De voetstappen eerder deze avond waren van hem, hij achtervolgde me. En nu ben ik degene die naar hem toe komt. Ik ga achter hem staan. Het mes druk ik zachtjes tegen zijn nek.
'Zeg maar vaarwel tegen je schijnheilige dubbel leven, pap.'
En dan snijd ik zo zijn keel door zonder genade en ik kom onder het bloed te zitten. Zijn lichaam blijft als een lappenpop in de stoel, ik heb het expres vanaf achteren gedaan. Anders zou ik het leven uit zijn ogen zien vloeien.
      Op dat moment gaat de deur open en ik zie politie agenten en temidden van die agenten zie ik mijn moeder. Haar ogen staan groot van angst.
'Het spijt me mam,' zeg ik zachtjes. 'Ik moest dit doen.'
Ze loopt een paar stappen naar voren alsof ze me wil gaan tegenhouden.
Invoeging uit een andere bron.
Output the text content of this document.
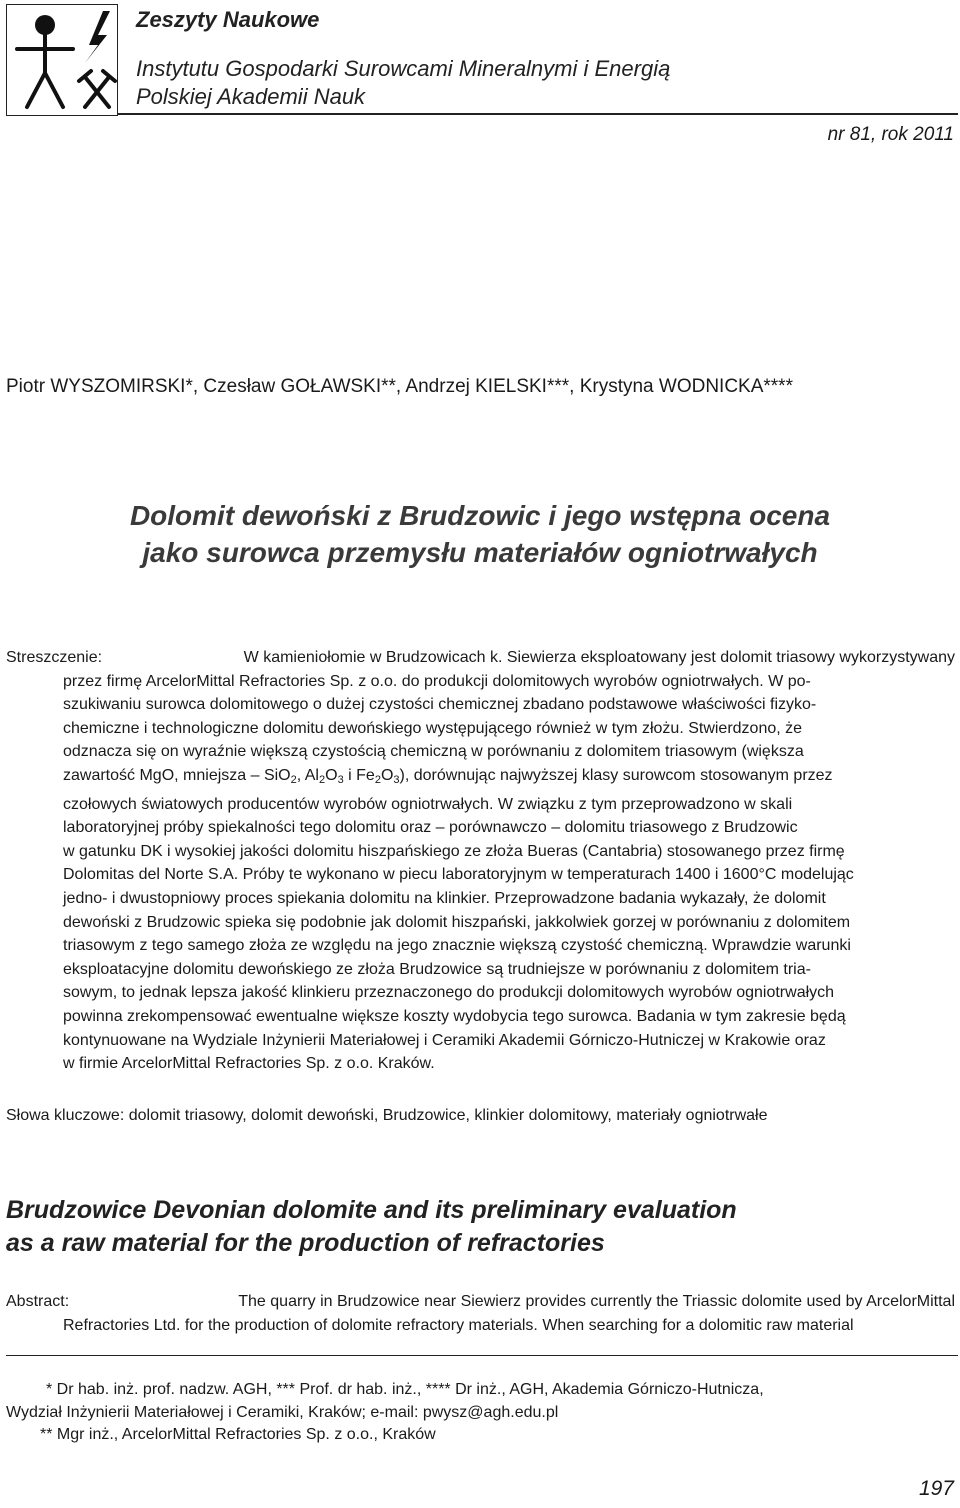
Zeszyty Naukowe
Instytutu Gospodarki Surowcami Mineralnymi i Energią
Polskiej Akademii Nauk
nr 81, rok 2011
Piotr WYSZOMIRSKI*, Czesław GOŁAWSKI**, Andrzej KIELSKI***, Krystyna WODNICKA****
Dolomit dewoński z Brudzowic i jego wstępna ocena
jako surowca przemysłu materiałów ogniotrwałych
Streszczenie:	W kamieniołomie w Brudzowicach k. Siewierza eksploatowany jest dolomit triasowy wykorzystywany
przez firmę ArcelorMittal Refractories Sp. z o.o. do produkcji dolomitowych wyrobów ogniotrwałych. W po-
szukiwaniu surowca dolomitowego o dużej czystości chemicznej zbadano podstawowe właściwości fizyko-
chemiczne i technologiczne dolomitu dewońskiego występującego również w tym złożu. Stwierdzono, że
odznacza się on wyraźnie większą czystością chemiczną w porównaniu z dolomitem triasowym (większa
zawartość MgO, mniejsza – SiO$_2$, $Al_2O_3$ i $Fe_2O_3$), dorównując najwyższej klasy surowcom stosowanym przez
czołowych światowych producentów wyrobów ogniotrwałych. W związku z tym przeprowadzono w skali
laboratoryjnej próby spiekalności tego dolomitu oraz – porównawczo – dolomitu triasowego z Brudzowic
w gatunku DK i wysokiej jakości dolomitu hiszpańskiego ze złoża Bueras (Cantabria) stosowanego przez firmę
Dolomitas del Norte S.A. Próby te wykonano w piecu laboratoryjnym w temperaturach 1400 i 1600°C modelując
jedno- i dwustopniowy proces spiekania dolomitu na klinkier. Przeprowadzone badania wykazały, że dolomit
dewoński z Brudzowic spieka się podobnie jak dolomit hiszpański, jakkolwiek gorzej w porównaniu z dolomitem
triasowym z tego samego złoża ze względu na jego znacznie większą czystość chemiczną. Wprawdzie warunki
eksploatacyjne dolomitu dewońskiego ze złoża Brudzowice są trudniejsze w porównaniu z dolomitem tria-
sowym, to jednak lepsza jakość klinkieru przeznaczonego do produkcji dolomitowych wyrobów ogniotrwałych
powinna zrekompensować ewentualne większe koszty wydobycia tego surowca. Badania w tym zakresie będą
kontynuowane na Wydziale Inżynierii Materiałowej i Ceramiki Akademii Górniczo-Hutniczej w Krakowie oraz
w firmie ArcelorMittal Refractories Sp. z o.o. Kraków.
Słowa kluczowe: dolomit triasowy, dolomit dewoński, Brudzowice, klinkier dolomitowy, materiały ogniotrwałe
Brudzowice Devonian dolomite and its preliminary evaluation
as a raw material for the production of refractories
Abstract:	The quarry in Brudzowice near Siewierz provides currently the Triassic dolomite used by ArcelorMittal
Refractories Ltd. for the production of dolomite refractory materials. When searching for a dolomitic raw material
* Dr hab. inż. prof. nadzw. AGH, *** Prof. dr hab. inż., **** Dr inż., AGH, Akademia Górniczo-Hutnicza,
Wydział Inżynierii Materiałowej i Ceramiki, Kraków; e-mail: pwysz@agh.edu.pl
** Mgr inż., ArcelorMittal Refractories Sp. z o.o., Kraków
197
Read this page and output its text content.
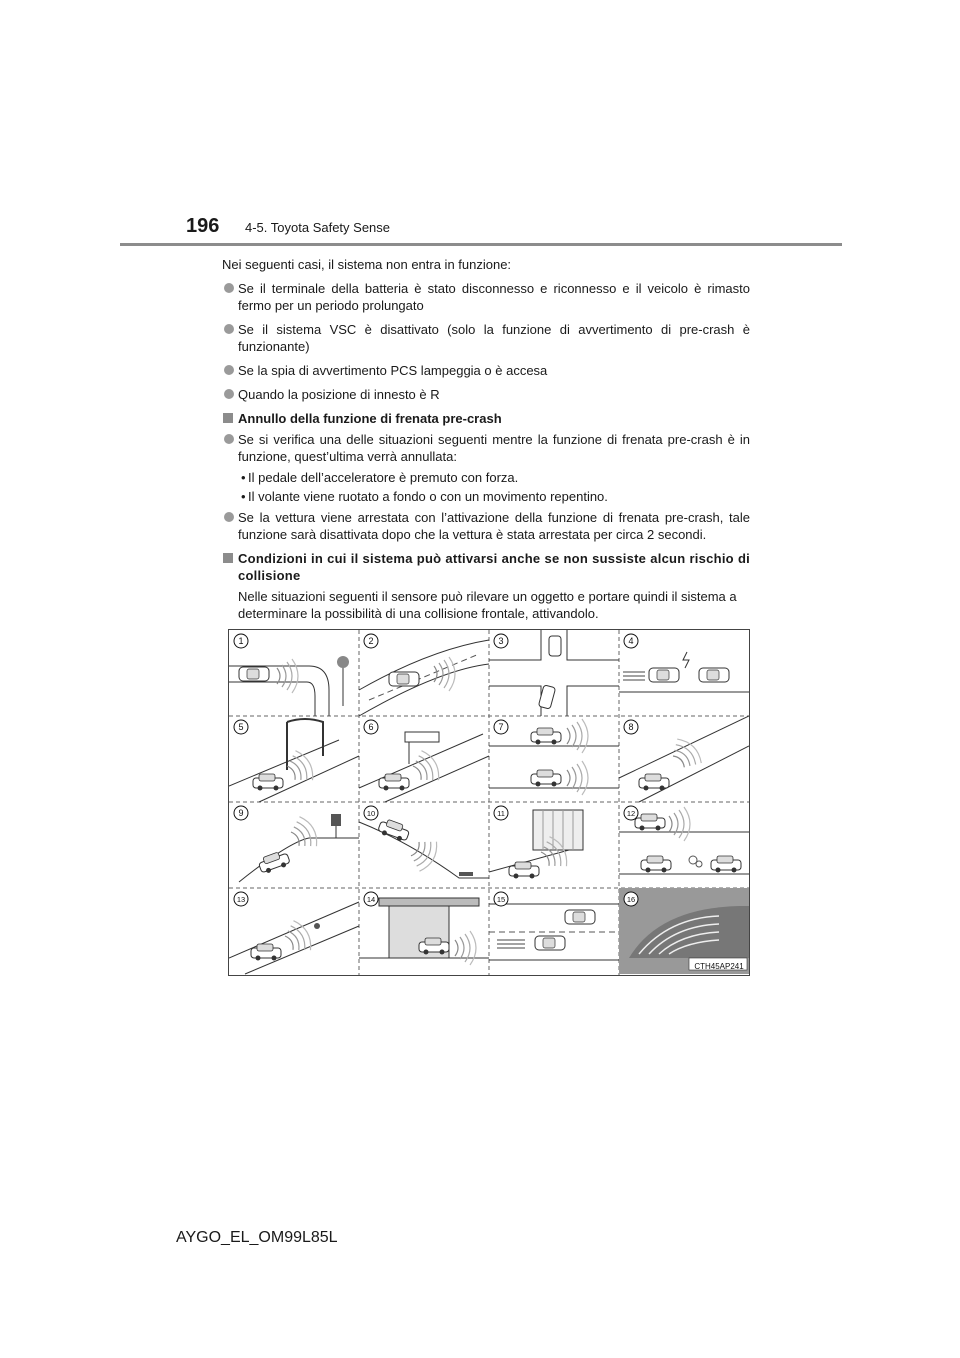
196 4-5. Toyota Safety Sense

Nei seguenti casi, il sistema non entra in funzione:

Se il terminale della batteria è stato disconnesso e riconnesso e il veicolo è rimasto fermo per un periodo prolungato
Se il sistema VSC è disattivato (solo la funzione di avvertimento di pre-crash è funzionante)
Se la spia di avvertimento PCS lampeggia o è accesa
Quando la posizione di innesto è R
Annullo della funzione di frenata pre-crash
Se si verifica una delle situazioni seguenti mentre la funzione di frenata pre-crash è in funzione, quest’ultima verrà annullata:
• Il pedale dell’acceleratore è premuto con forza.
• Il volante viene ruotato a fondo o con un movimento repentino.
Se la vettura viene arrestata con l’attivazione della funzione di frenata pre-crash, tale funzione sarà disattivata dopo che la vettura è stata arrestata per circa 2 secondi.
Condizioni in cui il sistema può attivarsi anche se non sussiste alcun rischio di collisione

Nelle situazioni seguenti il sensore può rilevare un oggetto e portare quindi il sistema a determinare la possibilità di una collisione frontale, attivandolo.

1	2	3	4
5	6	7	8
9	10	11	12
13	14	15	16
CTH45AP241
AYGO_EL_OM99L85L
Ik hef namelijk weer het mes maar dit keer op mezelf gericht.
'En dit moet ik ook doen, ik hou van je.'
En na deze woorden doorklieft het mes mijn hart. De kracht verdwijnt uit me en ik val neer op de grond. Als laatste beeld zie ik de brief die ik geschreven heb uit mijn moeder's hand vallen.
Lieve mam,
Als je dit leest ben ik bij papa, op school. Er zijn dingen die je moet weten. Maar ik wil je geen pijn doen ermee dus ik zorg ervoor dat ze weg gaan. Neem jezelf niets kwalijk, maar veracht die man van je, mijn vader. Hij kon zijn handen nooit thuis houden van me. Op school kreeg hij daar de kans telkens voor. Ik heb zijn leven afgenomen, zoals hij dat deed van mijn kind. En nu die beiden weg zijn kan ik niet meer verder leven.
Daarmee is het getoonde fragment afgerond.